Nous cherchions une maison au bord de l'océan. Durant notre petit voyage à caractère prospectif, Betty s'occupait des réservations.

Thomas tenait son hôtel devant la mer. Il vous accueillait derrière une banque surmontée d'une grande plaque de plexiglas pour si jamais la morve, avec à l'entrée un distributeur de gel pour si jamais les doigts. Un chien en céramique, tourné vers le porte-parapluie, montait la garde. Quelques vélos, garés en quinconce sur le trottoir, semblaient indiquer que son propriétaire pouvait vous en prêter un pour si une nuitée.

« Bonjour ! Il vous reste une chambre pour cette nuit ? »

« Bonjour Madame ! Attendez, je regarde... »

Les hôteliers ont tous cette même attitude, celle de vous faire patienter devant leur registre, comme si la lecture de celui-ci pouvait avoir une quelconque influence sur votre arrivée. En général la réponse est toujours la même :

« Ah ben vous avez de la chance, il m'en reste une avec un grand lit ! »

« Qu'une ? »

« Parce que vous êtes plusieurs ? »

« Non ! Juste mon mari et moi ! Les chats ils sont chez ma mère ! Donc on ne peut pas choisir laquelle ? »

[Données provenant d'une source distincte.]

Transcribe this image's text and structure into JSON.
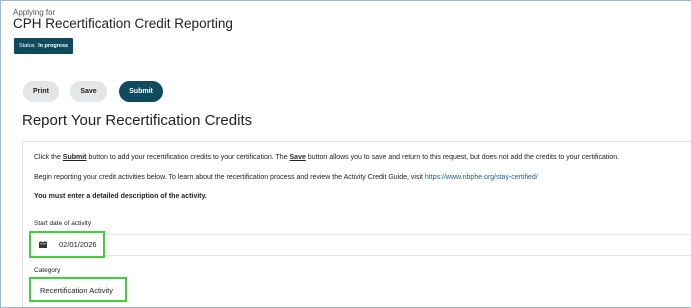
{
  "header": {
    "applying_for": "Applying for",
    "title": "CPH Recertification Credit Reporting",
    "status_label": "Status",
    "status_value": "In progress"
  },
  "toolbar": {
    "print_label": "Print",
    "save_label": "Save",
    "submit_label": "Submit"
  },
  "section": {
    "title": "Report Your Recertification Credits"
  },
  "instructions": {
    "line1_prefix": "Click the ",
    "line1_submit": "Submit",
    "line1_mid": " button to add your recertification credits to your certification. The ",
    "line1_save": "Save",
    "line1_suffix": " button allows you to save and return to this request, but does not add the credits to your certification.",
    "line2_prefix": "Begin reporting your credit activities below. To learn about the recertification process and review the Activity Credit Guide, visit ",
    "line2_link": "https://www.nbphe.org/stay-certified/",
    "line3": "You must enter a detailed description of the activity."
  },
  "form": {
    "start_date_label": "Start date of activity",
    "start_date_value": "02/01/2026",
    "start_date_icon": "calendar-icon",
    "category_label": "Category",
    "category_value": "Recertification Activity"
  },
  "colors": {
    "brand": "#0f4a5e",
    "highlight": "#3fd13b",
    "link": "#1b5e8a"
  }
}
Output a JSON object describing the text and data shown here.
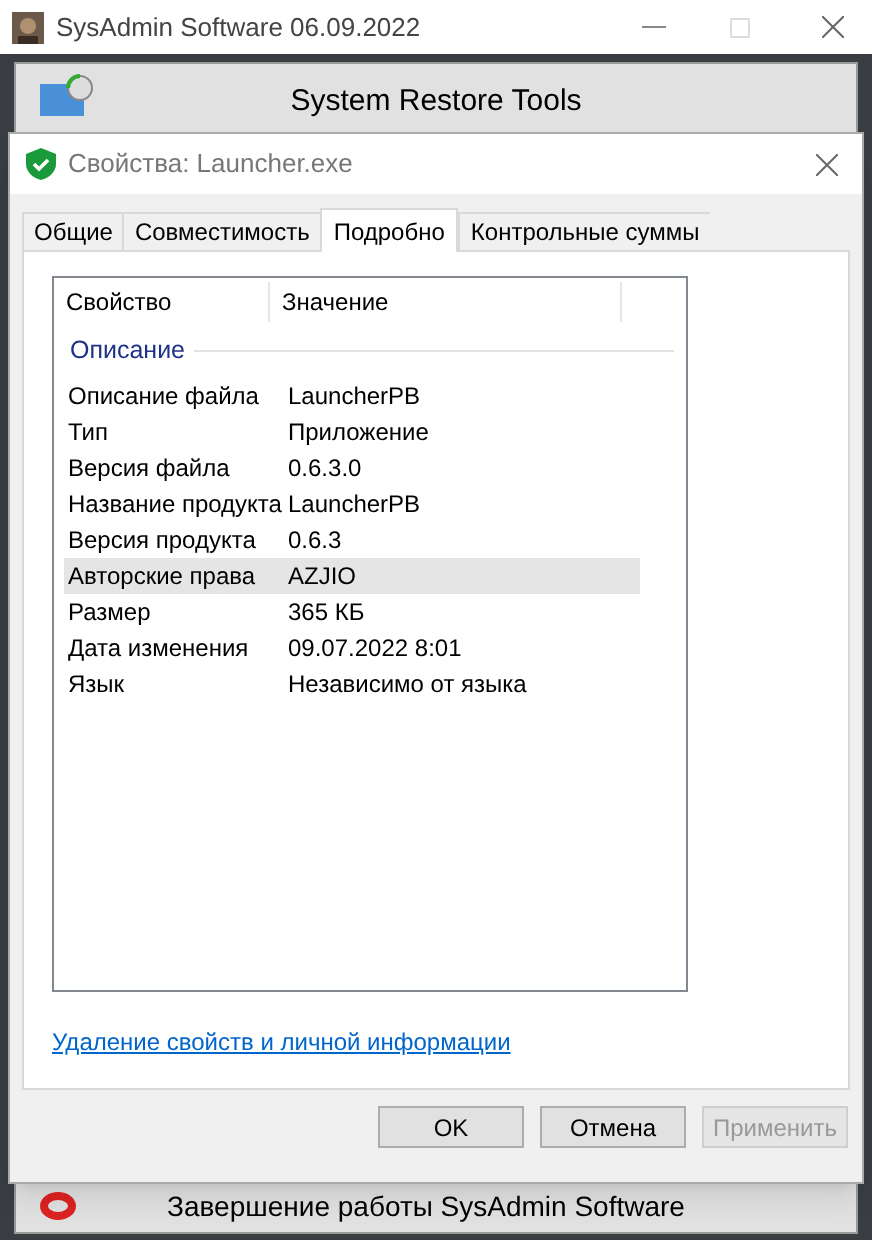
{
  "app_window": {
    "title": "SysAdmin Software 06.09.2022",
    "top_button": "System Restore Tools",
    "bottom_button": "Завершение работы SysAdmin Software"
  },
  "dialog": {
    "title": "Свойства: Launcher.exe",
    "tabs": [
      {
        "label": "Общие",
        "selected": false
      },
      {
        "label": "Совместимость",
        "selected": false
      },
      {
        "label": "Подробно",
        "selected": true
      },
      {
        "label": "Контрольные суммы",
        "selected": false
      }
    ],
    "columns": [
      "Свойство",
      "Значение"
    ],
    "group": "Описание",
    "rows": [
      {
        "property": "Описание файла",
        "value": "LauncherPB",
        "selected": false
      },
      {
        "property": "Тип",
        "value": "Приложение",
        "selected": false
      },
      {
        "property": "Версия файла",
        "value": "0.6.3.0",
        "selected": false
      },
      {
        "property": "Название продукта",
        "value": "LauncherPB",
        "selected": false
      },
      {
        "property": "Версия продукта",
        "value": "0.6.3",
        "selected": false
      },
      {
        "property": "Авторские права",
        "value": "AZJIO",
        "selected": true
      },
      {
        "property": "Размер",
        "value": "365 КБ",
        "selected": false
      },
      {
        "property": "Дата изменения",
        "value": "09.07.2022 8:01",
        "selected": false
      },
      {
        "property": "Язык",
        "value": "Независимо от языка",
        "selected": false
      }
    ],
    "link": "Удаление свойств и личной информации",
    "buttons": [
      {
        "label": "OK",
        "disabled": false
      },
      {
        "label": "Отмена",
        "disabled": false
      },
      {
        "label": "Применить",
        "disabled": true
      }
    ]
  }
}
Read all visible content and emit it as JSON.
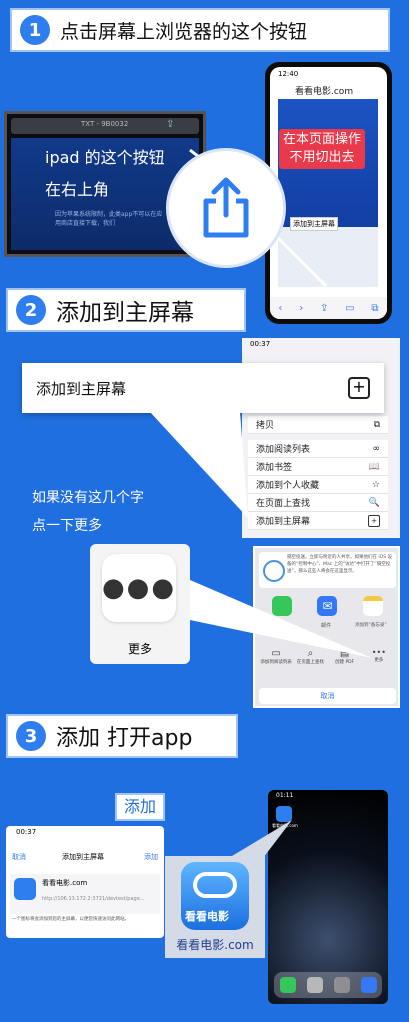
{
  "step1": {
    "num": "1",
    "title": "点击屏幕上浏览器的这个按钮"
  },
  "ipad": {
    "url_bar": "TXT - 9B0032",
    "label1": "ipad 的这个按钮",
    "label2": "在右上角",
    "blur_text": "因为苹果系统限制，此类app不可以在应用商店直接下载，我们"
  },
  "iphone_top": {
    "time": "12:40",
    "site": "看看电影.com",
    "add_home": "添加到主屏幕",
    "overlay1": "在本页面操作",
    "overlay2": "不用切出去"
  },
  "step2": {
    "num": "2",
    "title": "添加到主屏幕"
  },
  "menu": {
    "time": "00:37",
    "callout": "添加到主屏幕",
    "items": [
      {
        "label": "拷贝",
        "icon": "⧉"
      },
      {
        "label": "添加阅读列表",
        "icon": "∞"
      },
      {
        "label": "添加书签",
        "icon": "📖"
      },
      {
        "label": "添加到个人收藏",
        "icon": "☆"
      },
      {
        "label": "在页面上查找",
        "icon": "🔍"
      },
      {
        "label": "添加到主屏幕",
        "icon": "+"
      }
    ]
  },
  "hint": {
    "line1": "如果没有这几个字",
    "line2": "点一下更多"
  },
  "more": {
    "label": "更多"
  },
  "share": {
    "airdrop_text": "隔空投送。立即与附近的人共享。如果他们在 iOS 设备的“控制中心”、Mac 上的“访达”中打开了“隔空投送”，那么这些人将会在这里显示。",
    "app1": "",
    "app2": "邮件",
    "app3": "添加到“备忘录”",
    "act1": "添加到阅读列表",
    "act2": "在页面上查找",
    "act3": "创建 PDF",
    "act4": "更多",
    "cancel": "取消"
  },
  "step3": {
    "num": "3",
    "title": "添加 打开app"
  },
  "add": {
    "time": "00:37",
    "badge": "添加",
    "cancel": "取消",
    "title": "添加到主屏幕",
    "confirm": "添加",
    "app_name": "看看电影.com",
    "url": "http://106.13.172.2:3721/devtest/page...",
    "note": "一个图标将会添加到您的主屏幕，以便您快速访问此网站。"
  },
  "home": {
    "time": "01:11",
    "icon_label": "看看电影.com",
    "big_label": "看看电影.com",
    "logo_text": "看看电影"
  }
}
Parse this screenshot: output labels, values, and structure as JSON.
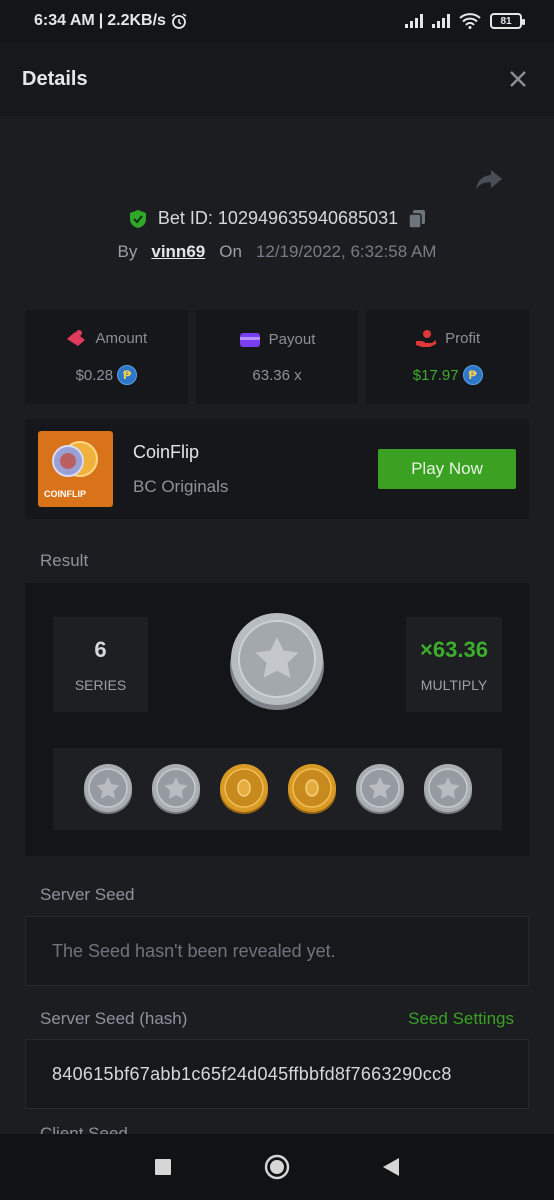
{
  "status": {
    "time": "6:34 AM",
    "speed": "2.2KB/s",
    "battery": "81"
  },
  "header": {
    "title": "Details"
  },
  "bet": {
    "id_label": "Bet ID:",
    "id": "102949635940685031",
    "by_label": "By",
    "user": "vinn69",
    "on_label": "On",
    "date": "12/19/2022, 6:32:58 AM"
  },
  "stats": {
    "amount_label": "Amount",
    "amount": "$0.28",
    "payout_label": "Payout",
    "payout": "63.36 x",
    "profit_label": "Profit",
    "profit": "$17.97",
    "coin_symbol": "₱"
  },
  "game": {
    "thumb_text": "COINFLIP",
    "name": "CoinFlip",
    "provider": "BC Originals",
    "play_label": "Play Now"
  },
  "result": {
    "label": "Result",
    "series_value": "6",
    "series_label": "SERIES",
    "multiply_value": "×63.36",
    "multiply_label": "MULTIPLY",
    "coins": [
      "silver",
      "silver",
      "gold",
      "gold",
      "silver",
      "silver"
    ]
  },
  "server_seed": {
    "label": "Server Seed",
    "value": "The Seed hasn't been revealed yet."
  },
  "server_seed_hash": {
    "label": "Server Seed (hash)",
    "settings_label": "Seed Settings",
    "value": "840615bf67abb1c65f24d045ffbbfd8f7663290cc8"
  },
  "client_seed": {
    "label": "Client Seed"
  },
  "colors": {
    "accent_green": "#3aa123",
    "panel": "#16171a",
    "background": "#1b1d21"
  }
}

« Ben non ! C'est difficile de choisir une chambre sur une chambre ! »

« Pourtant, vous avez au moins 10 vélos de garés devant votre hôtel ! Je pensais qu'il vous en restait au moins 5, de piaules ! »

« Heu... pardon Madame, mais ici nous ne faisons que des chambres de luxe... pas des piaules ! Et puis les vélos, ils sont pas à l'hôtel, ils sont aux petits Chinois de Xiang Zhu qui sont en stage ! »

« C'est 3 heures de l'après-midi ! Qu'est-ce qu'ils foutent encore dans leurs chambres ! Moi à cette heure j'suis à la plage ou dans les boutiques ! Ils baisent ? »

« Pardon Madame, mais la discrétion de l'hôtel fait que nous ne cherchons pas à savoir ce que nos clients font dans leurs chambres ! Et si je peux me permettre, que vous louiez maintenant, je pourrais penser la même chose de vous avec votre mari ! »

« Louiez ce que vous voulez, mais nous on va juste pour l'instant déposer nos valises ! On viendra baiser que vers 21 heures, après les huîtres ! C'est la combien ? »

Betty n'aime pas faire l'amour en journée. Elle dit que c'est perdre du temps sur le shopping ou la marée basse, perdre une affaire, un coup de soleil. Aujourd'hui avec le confinement, son avis semble se modérer. Lorsque Amazon passe dans la boite à lettres du matin et que la plage semble se faire plus humide, elle entre dans mon bureau en me signifiant :

« C'est 10 heures, t'en penses quoi ? »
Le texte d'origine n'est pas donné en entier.